Мы остались в кабинете втроем. Нужно сказать, что ничего необычного я тут не заметил: мягкая мебель светлого цвета, огромный полированный стол, на нем не было абсолютно никаких бумаг, даже чернильного прибора и телефона. Правда, я заметил в углах кабинета электронные трубки — наблюдатели и сторожа здешних богачей. Из-за легкой портьеры неслышно появился служка, внешне похожий на генерала, и сказал по-русски:
— Располагайтесь, господа! Садитесь ближе к столу. Хозяин сейчас придет! — И величавой поступью удалился.
— Вы ничего не забыли? — шепнул мне адвокат. — Никаких разглагольствований, только «да» и «нет».
Я кивнул головой, чувствуя, как робость змеей вползает в душу. Если эти прожженные дельцы и довольно богатые люди побаиваются хозяина, то что же оставалось мне, грешному? Но совсем испугаться я так и не успел. Отворилась боковая, почти незаметная вначале дверь, и в кабинет вошел невысокий, полноватый человек в отлично сшитом белом костюме, с карими навыкате глазами. Несмотря на явно почтенный возраст, голова господина Василаке была черным-черна, ни единого седого волоска.
Едва заметно кивнув нам, Василаке величественно опустился в кресло, положил руки на блестящую поверхность и стал откровенно разглядывать меня, ничем не выдавая своих чувств.
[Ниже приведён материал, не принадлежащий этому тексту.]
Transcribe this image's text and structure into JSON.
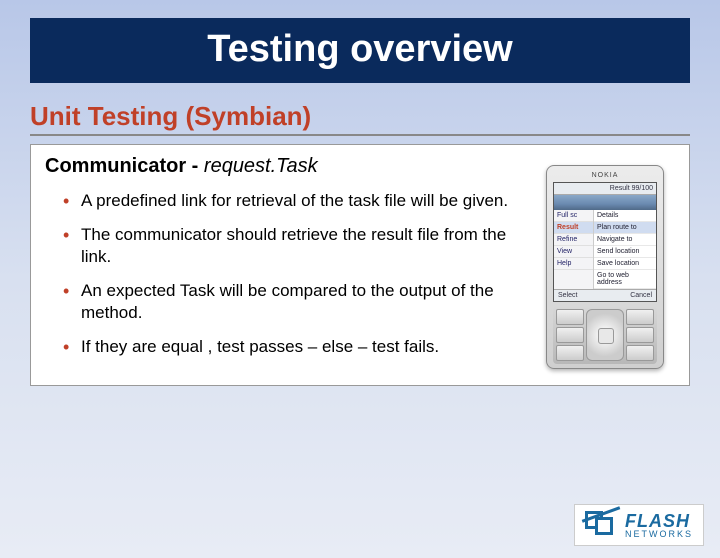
{
  "title": "Testing overview",
  "subtitle": "Unit Testing (Symbian)",
  "communicator": {
    "label": "Communicator",
    "sep": " - ",
    "method": "request.Task"
  },
  "bullets": [
    "A predefined link for retrieval of the task file will be given.",
    "The communicator should retrieve the result file from the link.",
    "An expected Task will be compared to the output of the method.",
    "If they are equal , test passes – else – test fails."
  ],
  "phone": {
    "brand": "NOKIA",
    "header": "Result 99/100",
    "left_menu": [
      "Full sc",
      "Result",
      "Refine",
      "View",
      "Help"
    ],
    "left_hl_index": 1,
    "right_menu": [
      "Details",
      "Plan route to",
      "Navigate to",
      "Send location",
      "Save location",
      "Go to web address"
    ],
    "right_hl_index": 1,
    "softkeys": {
      "left": "Select",
      "right": "Cancel"
    }
  },
  "logo": {
    "line1": "FLASH",
    "line2": "NETWORKS"
  }
}
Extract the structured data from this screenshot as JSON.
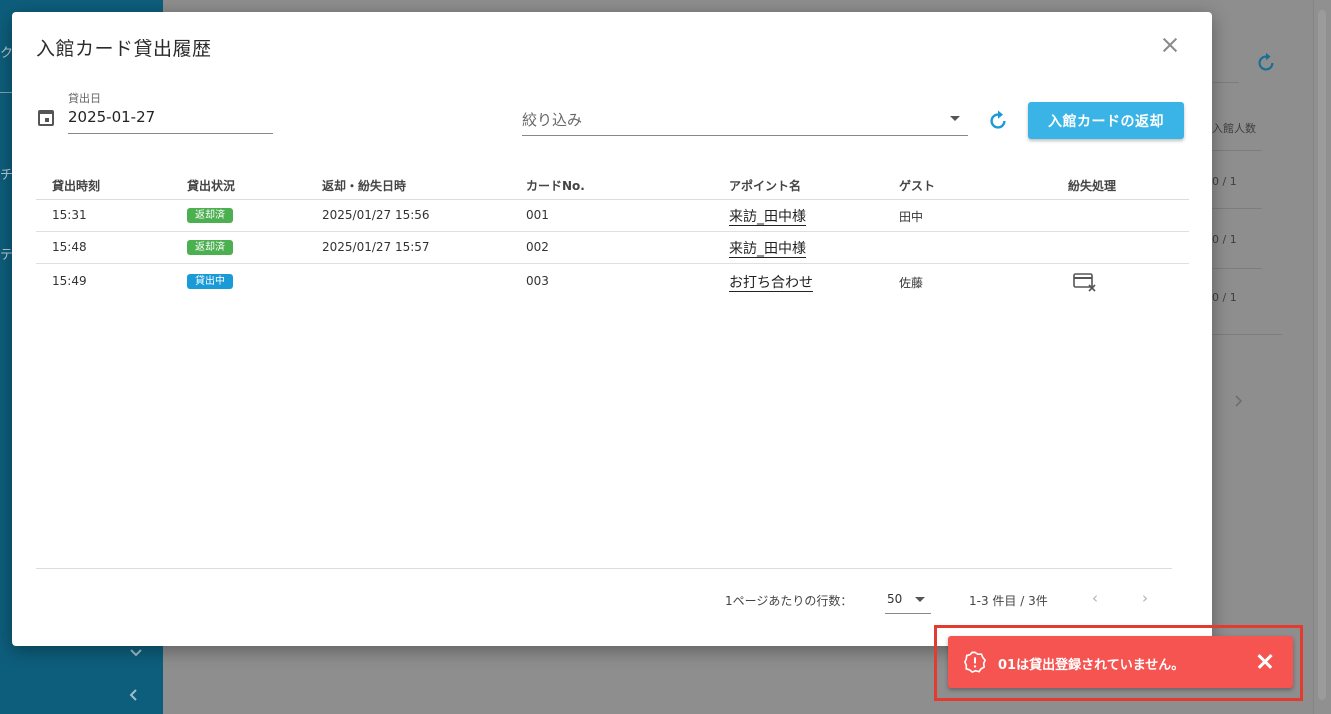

Я тоже глядел на него, забыв про робость и про своих настороженных спутников. И ловил себя на глупой мысли, что где-то уже видел этого человека. Сознавал, что это полнейшая глупость, однако отделаться от этого ощущения был не в состоянии. Ну, просто очень знакомое лицо: и волосы, и глаза, и даже манера говорить, и походка. Попытался отрешиться от навязчивой мысли: «Думай о том, как выбраться отсюда живым-здоровым, не навязывайся в знакомые «королю», они, как известно, с такими, как я, не знаются». И откуда я мог знать этого богатого грека? Абсурд! Грека? Господи! Боже мой! Мгновенно я покрылся горячим потом. Неужели такое возможно? Сердце словно столкнули с привычного места в груди, оно забилось где-то возле горла. Мною овладело ощущение нереальности.